Open AccessToward a more personalized motor function rehabilitation in Myotonic dystrophy type 1: The role of neuroplasticity
Author(s) -
Simona Portaro,
Antonino Naro,
Antonino Chillura,
Luana Billeri,
Alessia Bramanti,
Placido Bramantı,
Carmelo Rodolico,
Rocco Salvatore Calabrò
Publication year - 2017
Publication title -
plos one
Language(s) - English
Resource type - Journals
SCImago Journal Rank - 0.99
H-Index - 332
ISSN - 1932-6203
DOI - 10.1371/journal.pone.0178470
Subject(s) - neuroplasticity , neuroscience , myotonic dystrophy , transcranial magnetic stimulation , physical medicine and rehabilitation , medicine , psychology , motor skill , rehabilitation , stimulation
Myotonic dystrophy type 1 (DM1) is the most prevalent adult muscular dystrophy, often accompanied by impairments in attention, memory, visuospatial and executive functions.
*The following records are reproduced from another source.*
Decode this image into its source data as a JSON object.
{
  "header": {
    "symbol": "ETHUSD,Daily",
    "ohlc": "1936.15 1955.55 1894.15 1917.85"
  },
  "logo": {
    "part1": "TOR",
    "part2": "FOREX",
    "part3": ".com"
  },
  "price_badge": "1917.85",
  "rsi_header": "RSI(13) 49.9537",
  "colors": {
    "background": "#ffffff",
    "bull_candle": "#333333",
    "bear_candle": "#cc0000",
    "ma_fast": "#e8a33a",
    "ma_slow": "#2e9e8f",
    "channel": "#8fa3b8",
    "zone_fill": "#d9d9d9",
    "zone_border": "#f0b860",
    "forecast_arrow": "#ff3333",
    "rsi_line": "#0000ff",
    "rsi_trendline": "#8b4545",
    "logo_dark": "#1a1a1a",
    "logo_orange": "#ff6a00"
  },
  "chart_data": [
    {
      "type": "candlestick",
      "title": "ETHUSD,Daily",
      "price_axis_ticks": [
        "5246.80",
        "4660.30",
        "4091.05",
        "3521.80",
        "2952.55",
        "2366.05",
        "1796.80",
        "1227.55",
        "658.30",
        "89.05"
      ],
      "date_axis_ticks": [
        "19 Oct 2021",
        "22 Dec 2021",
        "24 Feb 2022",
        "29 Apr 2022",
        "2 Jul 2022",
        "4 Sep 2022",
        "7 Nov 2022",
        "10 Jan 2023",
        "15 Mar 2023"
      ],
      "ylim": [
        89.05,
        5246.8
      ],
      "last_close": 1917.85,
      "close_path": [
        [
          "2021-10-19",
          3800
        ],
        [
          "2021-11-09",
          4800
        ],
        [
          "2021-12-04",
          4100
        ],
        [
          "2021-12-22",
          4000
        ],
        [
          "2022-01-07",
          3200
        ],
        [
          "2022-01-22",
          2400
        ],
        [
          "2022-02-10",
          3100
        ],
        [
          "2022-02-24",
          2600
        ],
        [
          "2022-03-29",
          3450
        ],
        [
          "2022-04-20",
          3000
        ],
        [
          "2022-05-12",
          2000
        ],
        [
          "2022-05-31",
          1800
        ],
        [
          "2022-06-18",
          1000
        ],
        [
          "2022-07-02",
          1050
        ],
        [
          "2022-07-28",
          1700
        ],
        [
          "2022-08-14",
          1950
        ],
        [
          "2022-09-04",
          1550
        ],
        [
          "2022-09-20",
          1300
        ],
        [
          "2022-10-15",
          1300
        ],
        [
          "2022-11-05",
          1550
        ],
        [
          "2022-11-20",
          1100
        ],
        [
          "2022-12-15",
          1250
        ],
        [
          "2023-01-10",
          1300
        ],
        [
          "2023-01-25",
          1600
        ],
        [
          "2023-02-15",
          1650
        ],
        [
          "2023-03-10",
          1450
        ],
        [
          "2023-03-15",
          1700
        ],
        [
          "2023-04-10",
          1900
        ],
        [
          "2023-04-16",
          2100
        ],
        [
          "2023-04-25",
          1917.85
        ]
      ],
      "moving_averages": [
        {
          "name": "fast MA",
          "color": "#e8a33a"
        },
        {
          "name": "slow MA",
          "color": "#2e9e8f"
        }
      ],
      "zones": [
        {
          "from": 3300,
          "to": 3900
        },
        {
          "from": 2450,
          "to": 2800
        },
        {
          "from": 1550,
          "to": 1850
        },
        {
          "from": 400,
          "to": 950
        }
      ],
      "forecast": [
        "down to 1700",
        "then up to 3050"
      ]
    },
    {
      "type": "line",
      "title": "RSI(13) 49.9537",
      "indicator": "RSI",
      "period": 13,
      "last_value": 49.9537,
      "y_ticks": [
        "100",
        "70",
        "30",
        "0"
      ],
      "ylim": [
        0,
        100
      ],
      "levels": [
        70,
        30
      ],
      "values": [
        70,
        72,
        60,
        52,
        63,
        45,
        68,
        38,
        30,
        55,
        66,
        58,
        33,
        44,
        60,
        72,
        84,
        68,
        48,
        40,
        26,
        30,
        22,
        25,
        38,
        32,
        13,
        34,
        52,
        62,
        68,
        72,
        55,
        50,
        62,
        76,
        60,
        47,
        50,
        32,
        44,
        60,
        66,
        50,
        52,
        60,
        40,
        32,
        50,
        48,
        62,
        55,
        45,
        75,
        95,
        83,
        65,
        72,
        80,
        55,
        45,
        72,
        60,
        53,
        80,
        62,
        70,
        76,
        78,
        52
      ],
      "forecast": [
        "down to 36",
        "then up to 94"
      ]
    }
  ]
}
Given that DM1 is a multi-system disorder, it requires a multi-disciplinary approach, including effective rehabilitation programs, focusing on the central nervous system neuroplasticity, in order to develop patient-tailored rehabilitative procedures for motor function recovery. Herein, we performed a transcranial magnetic stimulation (TMS) study aimed at investigating central motor conduction time, sensory-motor plasticity, and cortical excitability in 7 genetically defined DM1 patients. As compared to healthy individuals, DM1 patients showed a delayed central motor conduction time and an abnormal sensory-motor plasticity, with no alteration of cortical excitability. These findings may be useful to define patient-tailored motor rehabilitative programs.